Create .claude/hooks/format.sh:

#!/usr/bin/env bash
# Read the tool input JSON from stdin
input=$(cat)
# Extract the file path that was just edited
file=$(echo "$input" | python3 -c "import json,sys; d=json.load(sys.stdin); print(d.get('path',''))" 2>/dev/null)

case "$file" in
  *.ts|*.tsx|*.js|*.jsx)  npx prettier --write "$file" 2>/dev/null ;;
  *.py)                   python3 -m ruff format "$file" 2>/dev/null ;;
  *.go)                   gofmt -w "$file" 2>/dev/null ;;
esac
exit 0
chmod +x .claude/hooks/format.sh

Wire it into .claude/settings.json:

{
  "mode": "auto",
  "hooks": {
    "postToolUse": [
      {
        "matcher": "Edit|MultiEdit",
        "command": "bash $CLAUDE_PROJECT_DIR/.claude/hooks/format.sh"
      }
    ]
  }
}

Ask Claude to make an edit and watch the formatter run automatically after every file change.

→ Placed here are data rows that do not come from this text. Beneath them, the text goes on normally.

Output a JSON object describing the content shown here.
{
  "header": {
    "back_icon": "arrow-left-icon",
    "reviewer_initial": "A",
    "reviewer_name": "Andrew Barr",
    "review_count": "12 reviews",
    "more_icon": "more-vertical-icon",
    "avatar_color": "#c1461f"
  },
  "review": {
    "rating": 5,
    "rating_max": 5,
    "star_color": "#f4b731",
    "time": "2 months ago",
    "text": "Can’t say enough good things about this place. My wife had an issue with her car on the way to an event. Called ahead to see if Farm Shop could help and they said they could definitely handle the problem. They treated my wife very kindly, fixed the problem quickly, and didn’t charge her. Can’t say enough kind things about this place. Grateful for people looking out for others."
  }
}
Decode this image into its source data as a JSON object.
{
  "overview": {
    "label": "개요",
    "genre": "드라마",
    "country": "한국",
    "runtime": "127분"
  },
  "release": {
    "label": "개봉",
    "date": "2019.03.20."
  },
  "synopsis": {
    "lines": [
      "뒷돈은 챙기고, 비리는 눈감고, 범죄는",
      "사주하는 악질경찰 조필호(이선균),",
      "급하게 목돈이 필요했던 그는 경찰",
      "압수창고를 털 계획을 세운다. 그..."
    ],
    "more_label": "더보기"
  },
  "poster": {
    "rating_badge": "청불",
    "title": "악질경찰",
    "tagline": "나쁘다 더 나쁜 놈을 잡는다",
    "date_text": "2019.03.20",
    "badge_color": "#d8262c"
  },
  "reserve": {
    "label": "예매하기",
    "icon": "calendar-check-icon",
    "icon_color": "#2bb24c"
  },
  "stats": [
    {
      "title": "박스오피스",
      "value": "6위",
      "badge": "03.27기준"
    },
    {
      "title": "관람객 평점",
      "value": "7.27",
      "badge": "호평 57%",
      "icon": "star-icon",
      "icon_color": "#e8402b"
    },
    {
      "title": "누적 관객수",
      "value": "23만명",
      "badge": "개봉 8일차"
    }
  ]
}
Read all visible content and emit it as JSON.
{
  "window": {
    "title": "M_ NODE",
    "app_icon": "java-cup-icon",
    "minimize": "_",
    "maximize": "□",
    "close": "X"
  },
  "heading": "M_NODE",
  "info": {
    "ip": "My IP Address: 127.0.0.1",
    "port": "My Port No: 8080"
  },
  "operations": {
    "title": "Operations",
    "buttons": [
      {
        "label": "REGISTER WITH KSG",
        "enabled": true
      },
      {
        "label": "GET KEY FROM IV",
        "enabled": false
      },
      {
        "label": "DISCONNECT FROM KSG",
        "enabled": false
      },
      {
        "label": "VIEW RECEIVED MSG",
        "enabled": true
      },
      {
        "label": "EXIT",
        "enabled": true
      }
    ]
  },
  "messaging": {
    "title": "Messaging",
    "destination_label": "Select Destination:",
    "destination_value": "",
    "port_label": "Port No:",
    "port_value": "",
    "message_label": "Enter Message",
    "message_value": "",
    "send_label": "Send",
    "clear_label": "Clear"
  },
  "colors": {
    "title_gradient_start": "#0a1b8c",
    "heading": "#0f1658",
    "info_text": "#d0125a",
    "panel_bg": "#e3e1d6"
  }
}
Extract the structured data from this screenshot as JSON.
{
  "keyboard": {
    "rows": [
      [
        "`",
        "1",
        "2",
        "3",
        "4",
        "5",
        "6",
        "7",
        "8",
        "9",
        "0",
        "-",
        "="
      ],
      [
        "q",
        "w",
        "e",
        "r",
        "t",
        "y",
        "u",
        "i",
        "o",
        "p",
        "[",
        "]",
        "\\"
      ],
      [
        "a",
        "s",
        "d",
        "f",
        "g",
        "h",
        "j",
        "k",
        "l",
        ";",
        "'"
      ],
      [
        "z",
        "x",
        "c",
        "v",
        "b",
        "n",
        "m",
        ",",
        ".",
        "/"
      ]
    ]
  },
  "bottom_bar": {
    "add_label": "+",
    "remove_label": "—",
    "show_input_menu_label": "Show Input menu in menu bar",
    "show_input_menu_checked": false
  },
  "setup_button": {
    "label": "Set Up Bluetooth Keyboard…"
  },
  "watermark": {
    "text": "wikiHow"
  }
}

Step 3 — Create your first routine

In the Claude Code desktop app (or CLI via /schedule), create a simple routine:

Goal: Every weekday morning, look for any open GitHub issues labelled bug that have no linked PR, pick the simplest one, implement a fix, and open a draft PR.

Via the desktop app: Open the Routines panel → New Routine → fill in the trigger (cron 0 9 * * 1-5), paste the goal above as the task description, and set the context to your project’s CLAUDE.md.

Via the CLI:

/schedule "Check for open bug issues with no linked PR, pick the simplest one,
implement a fix, and open a draft PR tagging me for review" --cron "0 9 * * 1-5"

Run it manually once to verify the routine works before leaving it on the schedule:

/run <routine-name>

Step 4 — Practice context management

Start a fresh session and work on a multi-file feature until you see the context warning in the bottom right corner. Then:

  1. Run /context to see what is taking up the most space.
  2. If you need to keep going on the same feature, run /compact. Ask Claude to continue — verify it remembers the key decisions.
  3. Start a completely new feature. This time run /clear first. Notice how Claude has no knowledge of the previous session (but CLAUDE.md is still loaded).

Expected result: You can now deliberately control context window health instead of waiting for it to fill up and degrade. This is one of the highest-leverage habits for long multi-hour Claude Code sessions.